What can I do without Xerces?
While use of the com.deltaxml.cores9api.PipelinedComparatorS9
and com.deltaxml.cores9api.DocumentComparator
classes now requires Xerces, it is still possible to use some of our legacy classes without requiring Xerces.
The com.deltaxml.core.PipelinedComparator
can still be used without Xerces as the parser as long as LexicalPreservation
functionality is not used. If it is, a ClassNotFoundException
will be thrown with details about the required Xerces classes. To configure the use of a different parser, please see the 'Using a different parser' section below.
Using a different parser
Three changes muct be made in order to use a different parser:
Update the configuration properties to use the SAXParserFactory
Remove or rename the existing
xercesImpl.jar
Optionally add a different parser to the classpath
1. The com.deltaxml.config.JavaPlatform.useSAXParserFactory
must be set to true. See Configuration Properties for more information on how to do this.
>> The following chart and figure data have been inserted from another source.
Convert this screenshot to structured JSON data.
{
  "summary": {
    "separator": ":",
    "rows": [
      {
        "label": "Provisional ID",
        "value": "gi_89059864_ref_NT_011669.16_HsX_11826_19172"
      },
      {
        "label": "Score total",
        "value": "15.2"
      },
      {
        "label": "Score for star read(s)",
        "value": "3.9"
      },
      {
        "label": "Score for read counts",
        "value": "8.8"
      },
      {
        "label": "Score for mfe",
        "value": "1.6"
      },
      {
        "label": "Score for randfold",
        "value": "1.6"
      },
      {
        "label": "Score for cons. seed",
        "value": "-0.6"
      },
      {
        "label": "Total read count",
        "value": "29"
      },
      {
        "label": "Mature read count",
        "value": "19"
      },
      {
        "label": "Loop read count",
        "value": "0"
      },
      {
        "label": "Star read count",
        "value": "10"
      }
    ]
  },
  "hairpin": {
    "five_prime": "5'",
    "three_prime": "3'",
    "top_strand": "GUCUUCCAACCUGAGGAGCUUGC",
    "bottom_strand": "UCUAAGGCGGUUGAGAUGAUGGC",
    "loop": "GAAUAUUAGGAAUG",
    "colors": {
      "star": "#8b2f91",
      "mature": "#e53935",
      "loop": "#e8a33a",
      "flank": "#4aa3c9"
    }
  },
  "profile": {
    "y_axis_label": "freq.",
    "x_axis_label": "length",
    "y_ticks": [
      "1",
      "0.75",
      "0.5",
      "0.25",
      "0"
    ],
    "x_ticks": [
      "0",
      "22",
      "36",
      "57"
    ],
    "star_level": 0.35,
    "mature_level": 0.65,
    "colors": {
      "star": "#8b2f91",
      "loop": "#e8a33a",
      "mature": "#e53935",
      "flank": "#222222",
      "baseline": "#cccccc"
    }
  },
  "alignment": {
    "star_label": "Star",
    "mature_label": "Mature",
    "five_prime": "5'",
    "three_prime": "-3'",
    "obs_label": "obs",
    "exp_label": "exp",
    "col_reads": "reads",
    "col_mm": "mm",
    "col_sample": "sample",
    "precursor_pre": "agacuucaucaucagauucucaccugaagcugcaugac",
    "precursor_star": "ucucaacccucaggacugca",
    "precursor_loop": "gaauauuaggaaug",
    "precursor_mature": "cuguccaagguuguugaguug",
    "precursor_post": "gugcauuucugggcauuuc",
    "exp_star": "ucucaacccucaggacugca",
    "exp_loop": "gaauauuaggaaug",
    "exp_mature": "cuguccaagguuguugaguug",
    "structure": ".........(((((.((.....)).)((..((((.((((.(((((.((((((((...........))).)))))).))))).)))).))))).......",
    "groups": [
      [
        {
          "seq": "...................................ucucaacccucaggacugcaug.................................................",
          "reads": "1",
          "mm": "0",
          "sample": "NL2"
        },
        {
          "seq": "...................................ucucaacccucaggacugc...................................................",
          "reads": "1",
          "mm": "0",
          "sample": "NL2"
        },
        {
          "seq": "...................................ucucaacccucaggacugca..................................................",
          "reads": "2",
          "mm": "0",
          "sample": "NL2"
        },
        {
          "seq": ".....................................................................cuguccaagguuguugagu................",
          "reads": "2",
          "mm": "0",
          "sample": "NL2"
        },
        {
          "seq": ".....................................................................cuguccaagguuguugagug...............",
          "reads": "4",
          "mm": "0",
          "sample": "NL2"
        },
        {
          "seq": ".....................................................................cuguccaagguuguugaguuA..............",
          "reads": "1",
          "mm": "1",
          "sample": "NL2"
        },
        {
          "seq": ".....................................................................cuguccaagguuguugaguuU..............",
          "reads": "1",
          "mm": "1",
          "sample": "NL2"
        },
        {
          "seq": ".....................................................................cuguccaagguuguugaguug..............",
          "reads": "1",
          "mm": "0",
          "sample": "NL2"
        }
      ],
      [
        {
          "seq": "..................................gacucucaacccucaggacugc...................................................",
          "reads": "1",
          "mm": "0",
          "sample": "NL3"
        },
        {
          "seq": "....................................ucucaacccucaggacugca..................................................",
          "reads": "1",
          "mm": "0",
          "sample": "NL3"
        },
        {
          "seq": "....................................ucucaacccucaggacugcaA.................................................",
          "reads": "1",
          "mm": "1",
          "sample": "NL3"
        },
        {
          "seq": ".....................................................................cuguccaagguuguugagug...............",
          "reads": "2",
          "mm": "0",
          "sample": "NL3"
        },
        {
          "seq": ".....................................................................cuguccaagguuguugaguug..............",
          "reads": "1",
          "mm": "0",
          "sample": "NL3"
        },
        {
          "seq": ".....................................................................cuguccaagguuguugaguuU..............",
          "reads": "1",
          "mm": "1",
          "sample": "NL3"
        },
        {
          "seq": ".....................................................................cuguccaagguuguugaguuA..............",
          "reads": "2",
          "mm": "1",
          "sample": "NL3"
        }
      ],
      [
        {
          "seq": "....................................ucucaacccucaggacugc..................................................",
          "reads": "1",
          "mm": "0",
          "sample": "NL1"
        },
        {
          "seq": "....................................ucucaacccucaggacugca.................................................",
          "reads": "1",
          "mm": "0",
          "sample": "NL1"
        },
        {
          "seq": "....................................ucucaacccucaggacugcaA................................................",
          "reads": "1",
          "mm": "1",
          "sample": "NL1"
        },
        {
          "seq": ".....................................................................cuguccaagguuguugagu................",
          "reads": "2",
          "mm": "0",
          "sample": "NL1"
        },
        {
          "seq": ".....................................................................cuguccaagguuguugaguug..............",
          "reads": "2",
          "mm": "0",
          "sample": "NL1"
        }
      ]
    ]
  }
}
2. The existing xercesImpl.jar
will still be loaded from the deltaxml.jar
classpath. In order to stop this from occurring, either move or rename the xercesImpl.jar
in the XML Compare release directory.
3. This stage is optional. Completing the steps above will cause the JVM's internal parser to be used (this is not recommended). To replace it with a different parser, make the relevant jar files available on the classpath. If the jar files do not advertise themselves as implementing a SAXParserFactory
, you will need to set up the JVM property appropriately.